BP's Arctic exploration and share swap agreements with Rosneft were sunk after AAR, the Russian business partners in BP's earlier Russian TNK-BP joint venture, successfully argued that the tie-up broke previous agreements BP had signed with them.

The formal deadline for BP to consummate its agreement with Rosneft was reached on Monday without BP finding a way past the impasse with AAR.

"As a result of the negotiating process between BP and AAR, Rosneft has received proposals which go beyond the previous agreements and do not require the extension of the deadline (for the share swap) which expired on May 16, 2011," said Rosneft in a statement.

"Considering these proposals, Rosneft will above all be guided by the need to respect the interests of its shareholders and the necessity of fulfilling its licensing agreements on the Arctic shelf, where the company is continuing active work."

On Tuesday, BP said it would continue to try to find a way for the three parties to reach an agreement.

The original deal between BP and state-owned Rosneft would have given the UK oil giant access to the potentially lucrative oil reserves in the Russian Arctic.
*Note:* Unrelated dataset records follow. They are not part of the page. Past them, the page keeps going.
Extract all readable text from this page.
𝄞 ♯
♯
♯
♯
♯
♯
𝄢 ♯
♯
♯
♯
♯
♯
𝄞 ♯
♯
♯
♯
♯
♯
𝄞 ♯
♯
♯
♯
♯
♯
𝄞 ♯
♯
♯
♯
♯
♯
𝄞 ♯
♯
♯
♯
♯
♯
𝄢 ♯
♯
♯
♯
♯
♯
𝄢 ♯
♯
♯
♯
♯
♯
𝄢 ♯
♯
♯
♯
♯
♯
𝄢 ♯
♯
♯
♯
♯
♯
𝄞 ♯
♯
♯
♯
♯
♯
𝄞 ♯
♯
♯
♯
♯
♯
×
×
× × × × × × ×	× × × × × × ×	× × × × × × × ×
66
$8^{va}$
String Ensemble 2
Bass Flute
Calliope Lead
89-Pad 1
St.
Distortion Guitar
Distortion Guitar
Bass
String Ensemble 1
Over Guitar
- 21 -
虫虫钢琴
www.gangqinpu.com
"In recent months, BP has conducted detailed negotiations with AAR and Rosneft to seek a reasonable and businesslike solution that would allow the agreements to proceed to the satisfaction of all parties," BP said.
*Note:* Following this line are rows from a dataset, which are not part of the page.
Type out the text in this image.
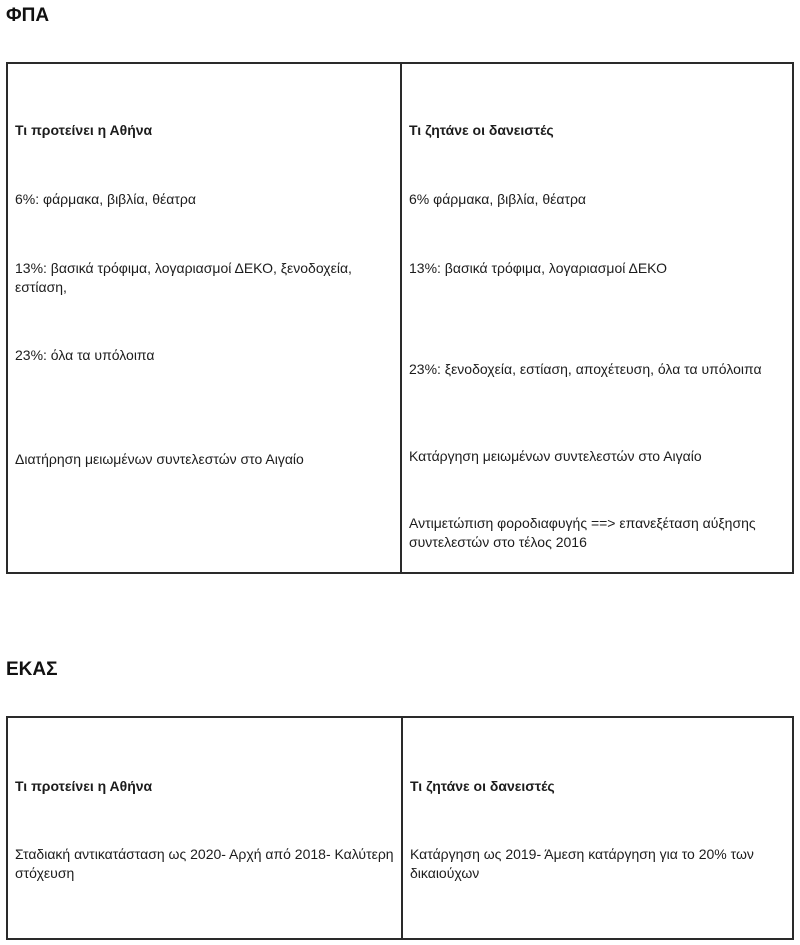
ΦΠΑ

Τι προτείνει η Αθήνα

6%: φάρμακα, βιβλία, θέατρα

13%: βασικά τρόφιμα, λογαριασμοί ΔΕΚΟ, ξενοδοχεία, εστίαση,

23%: όλα τα υπόλοιπα

Διατήρηση μειωμένων συντελεστών στο Αιγαίο

Τι ζητάνε οι δανειστές

6% φάρμακα, βιβλία, θέατρα

13%: βασικά τρόφιμα, λογαριασμοί ΔΕΚΟ

23%: ξενοδοχεία, εστίαση, αποχέτευση, όλα τα υπόλοιπα

Κατάργηση μειωμένων συντελεστών στο Αιγαίο

Αντιμετώπιση φοροδιαφυγής ==> επανεξέταση αύξησης συντελεστών στο τέλος 2016

ΕΚΑΣ

Τι προτείνει η Αθήνα

Σταδιακή αντικατάσταση ως 2020- Αρχή από 2018- Καλύτερη στόχευση

Τι ζητάνε οι δανειστές

Κατάργηση ως 2019- Άμεση κατάργηση για το 20% των δικαιούχων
"Such a solution has not been found at this time, although talks will continue."

Mikhail Fridman, chairman of Alfa Group, the group of billionaires behind AAR, said: "AAR also sees significant benefit to developing co-operation with Rosneft within the framework of the TNK-BP shareholder agreement, and we plan to continue discussions about any potential collaboration among BP, Rosneft and AAR."

Exclusivity agreement

Under the BP-Rosneft deal, which was signed in January, the Russian firm would have taken 5% of BP's shares in exchange for approximately 9.5% of Rosneft's shares.

But AAR said that the deal broke an existing exclusivity agreement between it and BP.

The AAR consortium won a High Court injunction in London in February.

It put the deal on hold until the dispute could be resolved by arbitration, and in March an arbitration panel upheld AAR's complaint.

Last week, arbitrators ruled that BP and Rosneft would be allowed to swap shares if the Arctic operations were carried out under TNK-BP, instead of BP itself.